People should have been concerned when it effected children, yet this kind of half measure is being trumpeted as if is is meanignfull. These public health people are still so out of touch, it is escrucaiting. Children in many communities are dying,and no longer have any expectaion of growong up, or a future. Articles like this perpetuate the lies and denial over this Epidemic of Despair.
Agreed & well put.
This is an important piece, and the recommendations are sound, but I have a concern about the focus.
The authors’ write:
“To address the underlying causes, we need a comprehensive approach that includes increasing funding and support for programs that reduce risk factors for despair and promote resilience in children, families, and communities. Exposure to trauma and adverse life experiences at young ages increases the potential for substance misuse and suicide. Programs that reduce community violence; address poverty and discrimination; create sTo address the underlying causes, we need a comprehensive approach that includes increasing funding and support for programs that reduce risk factors for despair and promote resilience in children, families, and communities. Exposure to trauma and adverse life experiences at young ages increases the potential for substance misuse and suicide. Programs that reduce community violence; address poverty and discrimination; create safe, supportive schools and quality learning experiences; and promote access to secure housing and employment opportunities can decrease adverse experiences and build resilience.; and promote access to secure housing and employment opportunities can decrease adverse experiences and build resilience.”
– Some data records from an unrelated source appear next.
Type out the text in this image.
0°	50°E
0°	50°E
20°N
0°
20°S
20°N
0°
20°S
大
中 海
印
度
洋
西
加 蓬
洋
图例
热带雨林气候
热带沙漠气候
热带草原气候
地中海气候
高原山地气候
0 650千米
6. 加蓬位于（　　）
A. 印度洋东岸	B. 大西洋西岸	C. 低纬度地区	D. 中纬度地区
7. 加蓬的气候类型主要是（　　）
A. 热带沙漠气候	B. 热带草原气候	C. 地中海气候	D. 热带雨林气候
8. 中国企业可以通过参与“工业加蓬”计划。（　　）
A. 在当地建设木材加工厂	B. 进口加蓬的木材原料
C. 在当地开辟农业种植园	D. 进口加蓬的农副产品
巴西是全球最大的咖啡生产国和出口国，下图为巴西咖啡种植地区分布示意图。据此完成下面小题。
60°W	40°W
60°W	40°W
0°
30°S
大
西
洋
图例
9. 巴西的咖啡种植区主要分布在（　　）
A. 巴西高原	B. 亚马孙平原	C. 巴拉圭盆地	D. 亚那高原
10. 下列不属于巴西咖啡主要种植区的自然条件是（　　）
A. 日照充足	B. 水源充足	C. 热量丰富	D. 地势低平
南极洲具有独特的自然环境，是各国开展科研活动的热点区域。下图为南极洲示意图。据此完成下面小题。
This seems to me to be the key point. But what I would argue are the most significant elements here — those elements that really addressing the social determinants of health that result in deaths of despair — get lost almost completely in the rest of the paper. There are no details about what it would mean to address poverty and discrimination (and I would argue that leaving inequality off the list seems profoundly misguided), and the material on schools below isn’t about creating “safe, supportive schools and quality learning experiences,” but rather about getting schools more involved in helping children deal with trauma etc. (which is important, but not the same thing at all).
Or again, surely promoting “access to secure housing and employment opportunities” is critical to addressing the so-called diseases of despair, but after that single mention, this gets lost in a slew of specific policy recommendations that don’t in fact address these underlying causes.
It might be that we can’t (won’t), as a society, in fact address the underlying causes of the diseases of despair, because we are unwilling to seriously confront our out of control economic inequality and the attendant systematic stripping away of meaningful opportunities for satisfying work for much of our population. But if that is so, I think that needs to be said clearly, rather than hiding the key recommendations in a paragraph that is then all-but forgotten in the rest of the paper.
My reaction was the same as yours, Jonathan Kaplan. Addressing poverty and disparities in housing, education and employment are gigantic challenges that would require a gigantic re-allocation of resources, which this wealthy country could afford, and political heavy-lifting. Inevitably it boils down to political choices favoring the well-being of the many over the few and whether we will have the courage to organize and push for them. BTW, I am not talking about tearing down capitalism. The United States can have very wealthy people as well as “truly tackle complex, deeply rooted societal problems.”